"It's the preferred tree for making tupelo honey," Stallins said, explaining that this type of honey does not granulate like many honeys. "The tupelo honey derived from forests with a greater concentration of white tupelo is more likely to have the complex floral flavor when compared to other tupelo honeys."
It takes a colony of 60,000 bees about 2 million nectar-gathering visits to the tupelo blossoms each spring to make a pound of honey. That task is even tougher than it sounds because some beekeepers say it is increasingly difficult to find places to put their hives.
One reason is because the forest has taken a beating from more than 45 years of dredging of the Apalachicola for a river navigation project. The dumping of the dredged material has cut off many tupelo trees from their source of fresh water. Upstream water diversion also has lessened the flooding needed for a healthy tupelo forest.

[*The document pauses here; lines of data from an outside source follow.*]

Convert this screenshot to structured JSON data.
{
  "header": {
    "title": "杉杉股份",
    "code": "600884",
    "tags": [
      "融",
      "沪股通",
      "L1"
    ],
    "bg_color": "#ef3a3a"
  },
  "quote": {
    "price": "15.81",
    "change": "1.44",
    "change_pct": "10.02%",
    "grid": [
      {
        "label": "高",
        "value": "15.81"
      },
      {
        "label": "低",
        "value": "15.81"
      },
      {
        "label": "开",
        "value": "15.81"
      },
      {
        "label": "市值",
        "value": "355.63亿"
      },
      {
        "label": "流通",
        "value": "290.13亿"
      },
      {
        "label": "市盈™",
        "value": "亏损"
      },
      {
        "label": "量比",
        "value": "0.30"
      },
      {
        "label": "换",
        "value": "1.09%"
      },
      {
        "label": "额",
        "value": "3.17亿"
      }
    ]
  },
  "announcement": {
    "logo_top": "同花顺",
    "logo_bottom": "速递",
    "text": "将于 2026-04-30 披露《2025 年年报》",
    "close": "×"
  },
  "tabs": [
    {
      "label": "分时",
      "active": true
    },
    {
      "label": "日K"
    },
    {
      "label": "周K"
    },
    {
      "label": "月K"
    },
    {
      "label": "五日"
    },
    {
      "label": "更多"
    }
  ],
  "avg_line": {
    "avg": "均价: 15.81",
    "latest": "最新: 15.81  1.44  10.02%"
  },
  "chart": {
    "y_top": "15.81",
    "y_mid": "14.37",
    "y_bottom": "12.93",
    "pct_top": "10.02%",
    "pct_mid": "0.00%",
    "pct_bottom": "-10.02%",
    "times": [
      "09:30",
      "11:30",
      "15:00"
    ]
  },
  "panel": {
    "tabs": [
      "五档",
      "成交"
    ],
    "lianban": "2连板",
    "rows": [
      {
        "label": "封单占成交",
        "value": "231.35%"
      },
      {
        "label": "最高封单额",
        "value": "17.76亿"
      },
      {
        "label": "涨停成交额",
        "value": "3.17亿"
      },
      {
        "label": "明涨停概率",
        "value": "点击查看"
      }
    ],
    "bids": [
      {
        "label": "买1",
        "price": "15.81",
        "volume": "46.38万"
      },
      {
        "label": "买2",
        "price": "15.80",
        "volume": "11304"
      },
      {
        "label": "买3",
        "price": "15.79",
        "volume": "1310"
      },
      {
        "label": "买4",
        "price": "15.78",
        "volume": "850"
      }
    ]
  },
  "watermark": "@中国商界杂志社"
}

Exotic pests are taking their toll, and beekeepers throughout Florida are losing between 30 percent and 50 percent of their bee colonies to mite and beetle infestations.
But the challenges facing beekeepers in Wewahitchka are as much political and economic as they are ecological, and it's the inclusion of those factors - zoning regulations, land development, higher property taxes and increased cost of living - that makes this study significant, Stallins said.
Watson, who abandoned her dissertation on fair-trade labeling of coffee in Mexico in order to focus on what she believes is an urgent need closer to home, said her interest in the issues surrounding honey production began after one Wewahitchka beekeeper told her, "Before long tupelo honey may be a thing of the past."